(9/10/2010)
Marvelous book! Interesting that no review picked up on the incredible symbolism that the author wove into the story. If Hanna was first generation Germany, and Michael represented the second generation, post-war children, it fits very well. Hanna committed a heinous crime by abusing an underage child, one that was seriously sick at that. She was self centered, indulgent and yet was ashamed of being illiterate, not of murdering innocent people or taking advantage of a child sexually. This story had nothing to do with love!
Michael's continual references to Hanna's back as the key feature that attracted him----strong and reliable, broad----said that he was a child looking for more than sex, he was looking for protection and dependability from adults. At the trial, he describes how he sat behind Hanna and decoded her back, i.e., she sat straight, pulled her shoulders up around her neck (protectively), and never shook her head at accusations, never flinched.

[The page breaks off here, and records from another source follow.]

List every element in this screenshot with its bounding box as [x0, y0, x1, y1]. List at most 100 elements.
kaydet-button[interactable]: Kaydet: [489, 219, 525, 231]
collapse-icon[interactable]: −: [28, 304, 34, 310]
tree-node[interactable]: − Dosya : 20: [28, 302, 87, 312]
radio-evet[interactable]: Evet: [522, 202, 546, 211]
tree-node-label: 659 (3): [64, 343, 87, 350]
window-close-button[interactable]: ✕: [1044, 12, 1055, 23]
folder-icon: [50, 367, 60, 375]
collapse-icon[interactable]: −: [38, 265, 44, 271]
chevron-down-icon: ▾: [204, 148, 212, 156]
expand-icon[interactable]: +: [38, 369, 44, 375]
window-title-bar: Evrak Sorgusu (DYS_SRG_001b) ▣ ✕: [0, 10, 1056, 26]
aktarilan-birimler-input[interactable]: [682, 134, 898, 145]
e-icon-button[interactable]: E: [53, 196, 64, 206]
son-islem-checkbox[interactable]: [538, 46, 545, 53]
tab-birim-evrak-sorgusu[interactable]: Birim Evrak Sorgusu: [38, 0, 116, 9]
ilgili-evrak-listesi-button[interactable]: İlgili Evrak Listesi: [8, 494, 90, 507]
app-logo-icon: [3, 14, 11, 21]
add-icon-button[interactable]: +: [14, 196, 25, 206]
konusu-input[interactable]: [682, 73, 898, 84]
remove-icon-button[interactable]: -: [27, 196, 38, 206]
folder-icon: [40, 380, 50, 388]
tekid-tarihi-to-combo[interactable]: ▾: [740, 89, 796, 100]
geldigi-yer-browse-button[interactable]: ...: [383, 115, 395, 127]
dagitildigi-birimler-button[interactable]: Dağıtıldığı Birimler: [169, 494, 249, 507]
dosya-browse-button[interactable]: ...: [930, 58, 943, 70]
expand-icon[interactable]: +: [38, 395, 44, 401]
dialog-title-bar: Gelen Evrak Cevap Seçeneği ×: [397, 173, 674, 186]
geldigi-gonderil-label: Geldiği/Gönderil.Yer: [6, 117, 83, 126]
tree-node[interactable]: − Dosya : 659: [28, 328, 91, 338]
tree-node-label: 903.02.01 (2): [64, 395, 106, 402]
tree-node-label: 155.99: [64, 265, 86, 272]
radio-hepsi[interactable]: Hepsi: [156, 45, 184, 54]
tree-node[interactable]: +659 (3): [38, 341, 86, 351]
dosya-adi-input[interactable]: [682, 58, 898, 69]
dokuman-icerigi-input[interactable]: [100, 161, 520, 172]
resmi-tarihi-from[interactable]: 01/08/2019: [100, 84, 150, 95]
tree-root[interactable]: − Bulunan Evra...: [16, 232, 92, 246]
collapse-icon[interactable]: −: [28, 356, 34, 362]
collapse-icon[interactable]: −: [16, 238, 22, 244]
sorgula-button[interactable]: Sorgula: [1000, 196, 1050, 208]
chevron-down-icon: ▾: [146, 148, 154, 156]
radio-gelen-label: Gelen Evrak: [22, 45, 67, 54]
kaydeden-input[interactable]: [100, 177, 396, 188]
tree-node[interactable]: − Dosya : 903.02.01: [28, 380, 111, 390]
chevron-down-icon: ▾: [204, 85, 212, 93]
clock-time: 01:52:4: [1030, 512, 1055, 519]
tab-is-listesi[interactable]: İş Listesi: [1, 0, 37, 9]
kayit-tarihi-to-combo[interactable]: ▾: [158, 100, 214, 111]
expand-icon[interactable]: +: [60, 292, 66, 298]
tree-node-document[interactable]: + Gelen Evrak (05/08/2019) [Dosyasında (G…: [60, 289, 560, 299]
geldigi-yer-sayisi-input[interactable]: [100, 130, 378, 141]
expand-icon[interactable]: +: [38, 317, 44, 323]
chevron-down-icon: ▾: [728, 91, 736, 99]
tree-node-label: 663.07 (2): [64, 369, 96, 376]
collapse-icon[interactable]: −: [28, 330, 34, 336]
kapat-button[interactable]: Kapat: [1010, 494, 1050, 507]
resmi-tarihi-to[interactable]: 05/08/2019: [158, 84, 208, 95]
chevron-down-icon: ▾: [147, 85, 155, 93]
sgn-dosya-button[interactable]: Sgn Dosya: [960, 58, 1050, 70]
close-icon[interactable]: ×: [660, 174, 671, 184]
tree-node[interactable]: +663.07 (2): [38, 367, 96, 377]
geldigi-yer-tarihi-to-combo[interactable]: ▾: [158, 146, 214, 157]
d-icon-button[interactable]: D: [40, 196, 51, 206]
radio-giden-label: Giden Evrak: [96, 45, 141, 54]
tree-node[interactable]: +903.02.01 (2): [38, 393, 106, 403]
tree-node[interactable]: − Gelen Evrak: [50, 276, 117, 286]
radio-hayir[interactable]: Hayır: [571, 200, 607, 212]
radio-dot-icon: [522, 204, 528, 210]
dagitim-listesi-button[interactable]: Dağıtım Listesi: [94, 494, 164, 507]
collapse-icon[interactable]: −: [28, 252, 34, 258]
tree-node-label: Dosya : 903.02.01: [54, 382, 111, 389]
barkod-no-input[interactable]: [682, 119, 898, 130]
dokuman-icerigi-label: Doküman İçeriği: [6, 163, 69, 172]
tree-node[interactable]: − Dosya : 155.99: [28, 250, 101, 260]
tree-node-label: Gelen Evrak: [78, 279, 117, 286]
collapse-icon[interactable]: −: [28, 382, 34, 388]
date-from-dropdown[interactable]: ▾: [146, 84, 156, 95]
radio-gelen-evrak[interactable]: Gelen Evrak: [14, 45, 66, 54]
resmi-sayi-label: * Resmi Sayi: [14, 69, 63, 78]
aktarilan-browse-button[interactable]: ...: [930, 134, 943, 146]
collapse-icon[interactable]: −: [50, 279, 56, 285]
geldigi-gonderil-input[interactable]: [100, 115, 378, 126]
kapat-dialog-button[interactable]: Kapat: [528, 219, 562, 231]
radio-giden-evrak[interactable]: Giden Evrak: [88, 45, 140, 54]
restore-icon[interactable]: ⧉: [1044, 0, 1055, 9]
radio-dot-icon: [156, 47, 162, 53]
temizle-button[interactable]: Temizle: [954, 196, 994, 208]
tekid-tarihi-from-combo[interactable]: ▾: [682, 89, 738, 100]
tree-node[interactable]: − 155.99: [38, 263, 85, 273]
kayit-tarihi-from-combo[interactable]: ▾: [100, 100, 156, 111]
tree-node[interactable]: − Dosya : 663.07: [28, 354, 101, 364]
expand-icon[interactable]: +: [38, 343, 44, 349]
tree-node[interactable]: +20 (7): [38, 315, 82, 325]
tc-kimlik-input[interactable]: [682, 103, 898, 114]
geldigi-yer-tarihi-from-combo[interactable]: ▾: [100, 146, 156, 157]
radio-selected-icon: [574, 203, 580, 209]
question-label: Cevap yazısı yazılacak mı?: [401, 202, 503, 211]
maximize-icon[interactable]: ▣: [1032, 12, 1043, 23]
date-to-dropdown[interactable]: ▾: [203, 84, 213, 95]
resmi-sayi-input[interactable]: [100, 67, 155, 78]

Because of Germany's continual pride, the World never heard her ask the Jews for forgiveness for the massive crime in which they were complicit. Germans even allowed the SS guards and magistrates to live among them after 1945 when the War was over and the concentration camps began unfolding their excruciating secrets. The author did the most provocative thing he could do when he called Hanna (Germany) illiterate; after all UNESCO defined Germany as the most literate, cultured modern society of their day because of the origins of the printing press and printing of the first Bible, giving their country the advantage of available reading material long before the rest of the World.
And so when Hanna says to the judge at her trial, "what would you have done?", we hear Germany still saying today that they didn't know what was going on around them in the camps----"after all, there was a war going on"----but the second generation Michaels in that very country are numb and ruined because they were violated by grown adults who wouldn't stand up in the midst of the horror. Bravo, Mr. Schlink!